A question that is constantly discussed among university teachers in engineering all over the world is whether the education and training offered is in line with what is requested among the potential employers in the engineering sector.
Or might it be good if there is a gap between what is taught at higher educational institutions and what must be implemented when the graduates become employees? Is it an advantage if the university gives candidates the theoretical knowledge and industry the practical skills and competences through hands on training? But what if the gap between theory and practice is a big one? Will it be possible to bridge that gap? If not, who will then be the loser?

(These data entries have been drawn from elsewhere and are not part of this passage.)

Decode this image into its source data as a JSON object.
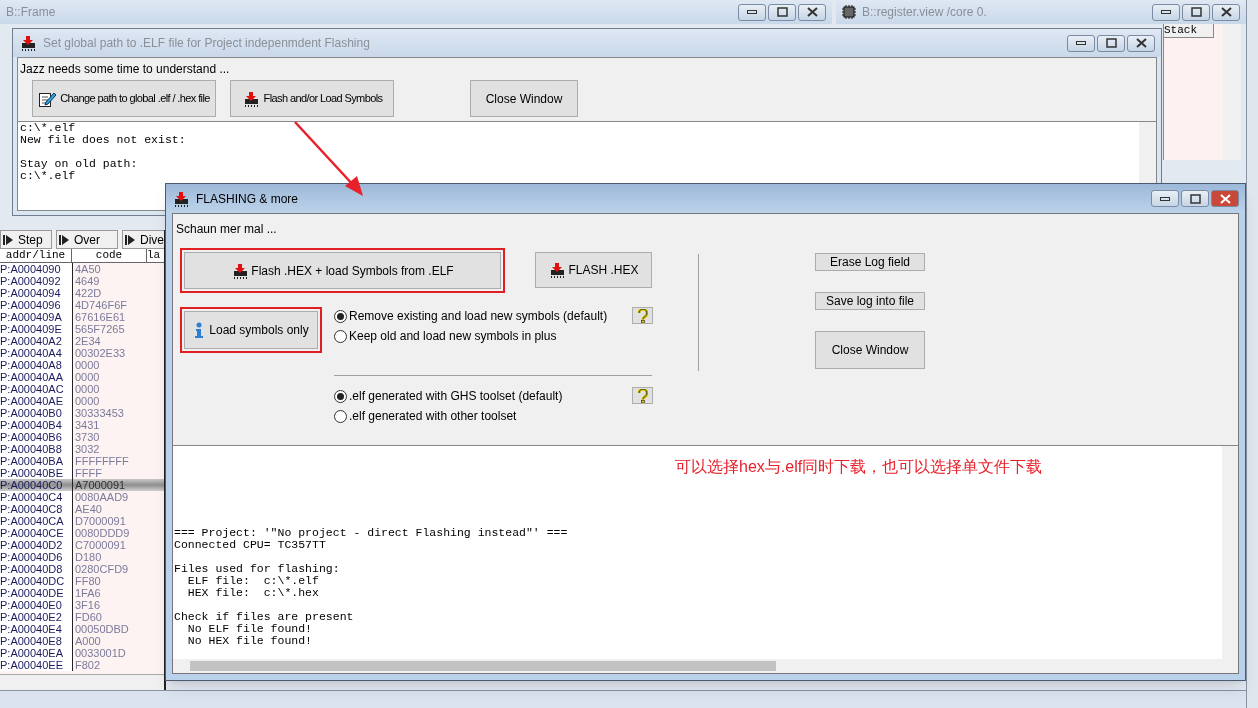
{
  "background_windows": [
    {
      "title": "B::Frame",
      "active": false
    },
    {
      "title": "B::register.view /core 0.",
      "active": false
    }
  ],
  "stack_panel": {
    "header": "Stack"
  },
  "disassembly": {
    "toolbar": [
      "Step",
      "Over",
      "Dive"
    ],
    "columns": [
      "addr/line",
      "code",
      "la"
    ],
    "rows": [
      {
        "addr": "P:A0004090",
        "code": "4A50",
        "selected": false
      },
      {
        "addr": "P:A0004092",
        "code": "4649",
        "selected": false
      },
      {
        "addr": "P:A0004094",
        "code": "422D",
        "selected": false
      },
      {
        "addr": "P:A0004096",
        "code": "4D746F6F",
        "selected": false
      },
      {
        "addr": "P:A000409A",
        "code": "67616E61",
        "selected": false
      },
      {
        "addr": "P:A000409E",
        "code": "565F7265",
        "selected": false
      },
      {
        "addr": "P:A00040A2",
        "code": "2E34",
        "selected": false
      },
      {
        "addr": "P:A00040A4",
        "code": "00302E33",
        "selected": false
      },
      {
        "addr": "P:A00040A8",
        "code": "0000",
        "selected": false
      },
      {
        "addr": "P:A00040AA",
        "code": "0000",
        "selected": false
      },
      {
        "addr": "P:A00040AC",
        "code": "0000",
        "selected": false
      },
      {
        "addr": "P:A00040AE",
        "code": "0000",
        "selected": false
      },
      {
        "addr": "P:A00040B0",
        "code": "30333453",
        "selected": false
      },
      {
        "addr": "P:A00040B4",
        "code": "3431",
        "selected": false
      },
      {
        "addr": "P:A00040B6",
        "code": "3730",
        "selected": false
      },
      {
        "addr": "P:A00040B8",
        "code": "3032",
        "selected": false
      },
      {
        "addr": "P:A00040BA",
        "code": "FFFFFFFF",
        "selected": false
      },
      {
        "addr": "P:A00040BE",
        "code": "FFFF",
        "selected": false
      },
      {
        "addr": "P:A00040C0",
        "code": "A7000091",
        "selected": true
      },
      {
        "addr": "P:A00040C4",
        "code": "0080AAD9",
        "selected": false
      },
      {
        "addr": "P:A00040C8",
        "code": "AE40",
        "selected": false
      },
      {
        "addr": "P:A00040CA",
        "code": "D7000091",
        "selected": false
      },
      {
        "addr": "P:A00040CE",
        "code": "0080DDD9",
        "selected": false
      },
      {
        "addr": "P:A00040D2",
        "code": "C7000091",
        "selected": false
      },
      {
        "addr": "P:A00040D6",
        "code": "D180",
        "selected": false
      },
      {
        "addr": "P:A00040D8",
        "code": "0280CFD9",
        "selected": false
      },
      {
        "addr": "P:A00040DC",
        "code": "FF80",
        "selected": false
      },
      {
        "addr": "P:A00040DE",
        "code": "1FA6",
        "selected": false
      },
      {
        "addr": "P:A00040E0",
        "code": "3F16",
        "selected": false
      },
      {
        "addr": "P:A00040E2",
        "code": "FD60",
        "selected": false
      },
      {
        "addr": "P:A00040E4",
        "code": "00050DBD",
        "selected": false
      },
      {
        "addr": "P:A00040E8",
        "code": "A000",
        "selected": false
      },
      {
        "addr": "P:A00040EA",
        "code": "0033001D",
        "selected": false
      },
      {
        "addr": "P:A00040EE",
        "code": "F802",
        "selected": false
      }
    ]
  },
  "path_window": {
    "title": "Set global path to .ELF file for Project indepenmdent Flashing",
    "active": false,
    "message": "Jazz needs some time to understand ...",
    "buttons": [
      {
        "label": "Change path to global .elf / .hex file"
      },
      {
        "label": "Flash and/or Load Symbols"
      },
      {
        "label": "Close Window"
      }
    ],
    "log": [
      [
        "c:\\*.elf",
        "New file does not exist:"
      ],
      [
        "Stay on old path:",
        "c:\\*.elf"
      ]
    ]
  },
  "flash_window": {
    "title": "FLASHING & more",
    "active": true,
    "message": "Schaun mer mal ...",
    "flash_buttons": [
      {
        "label": "Flash .HEX + load Symbols from .ELF",
        "highlighted": true
      },
      {
        "label": "FLASH .HEX",
        "highlighted": false
      }
    ],
    "load_button": {
      "label": "Load symbols only",
      "highlighted": true
    },
    "symbol_options": [
      {
        "label": "Remove existing and load new symbols (default)",
        "selected": true
      },
      {
        "label": "Keep old and load new symbols in plus",
        "selected": false
      }
    ],
    "toolset_options": [
      {
        "label": ".elf generated with GHS toolset (default)",
        "selected": true
      },
      {
        "label": ".elf generated with other toolset",
        "selected": false
      }
    ],
    "side_buttons": [
      {
        "label": "Erase Log field"
      },
      {
        "label": "Save log into file"
      },
      {
        "label": "Close Window"
      }
    ],
    "log": [
      [
        "=== Project: '\"No project - direct Flashing instead\"' ===",
        "Connected CPU= TC357TT"
      ],
      [
        "Files used for flashing:",
        "  ELF file:  c:\\*.elf",
        "  HEX file:  c:\\*.hex"
      ],
      [
        "Check if files are present",
        "  No ELF file found!",
        "  No HEX file found!"
      ]
    ]
  },
  "annotation": {
    "note": "可以选择hex与.elf同时下载，也可以选择单文件下载"
  }
}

Several of these issues came to the surface when the IE3 project launched an international comprehensive questionnaire to companies, big and small, to graduated students, to teachers at engineering universities, and to a big number of students currently registered at industrial engineering and management programmes in different European countries. The intention with the questionnaires was to see if these gaps referred to above really exist, and if this is true, to find out what is missing and where. Thousands of interesting answers revealed what currently is missing when we talk about engineering subjects related to tomorrow’s engineering education in the domain of industry 4.0. This was expected and not astonishing. This domain is still on the edge in the curricula at engineering universities. What is more interesting, however, is the very evident result that there is a clear gap between what the graduates master of soft skills and what the employers consider necessary competences for a future career in a modern industry environment. This is a fact that the IE3 project now must consider in its next step and it is a refreshing wake-up call for most programme directors in industrial engineering and management. The story has just begun.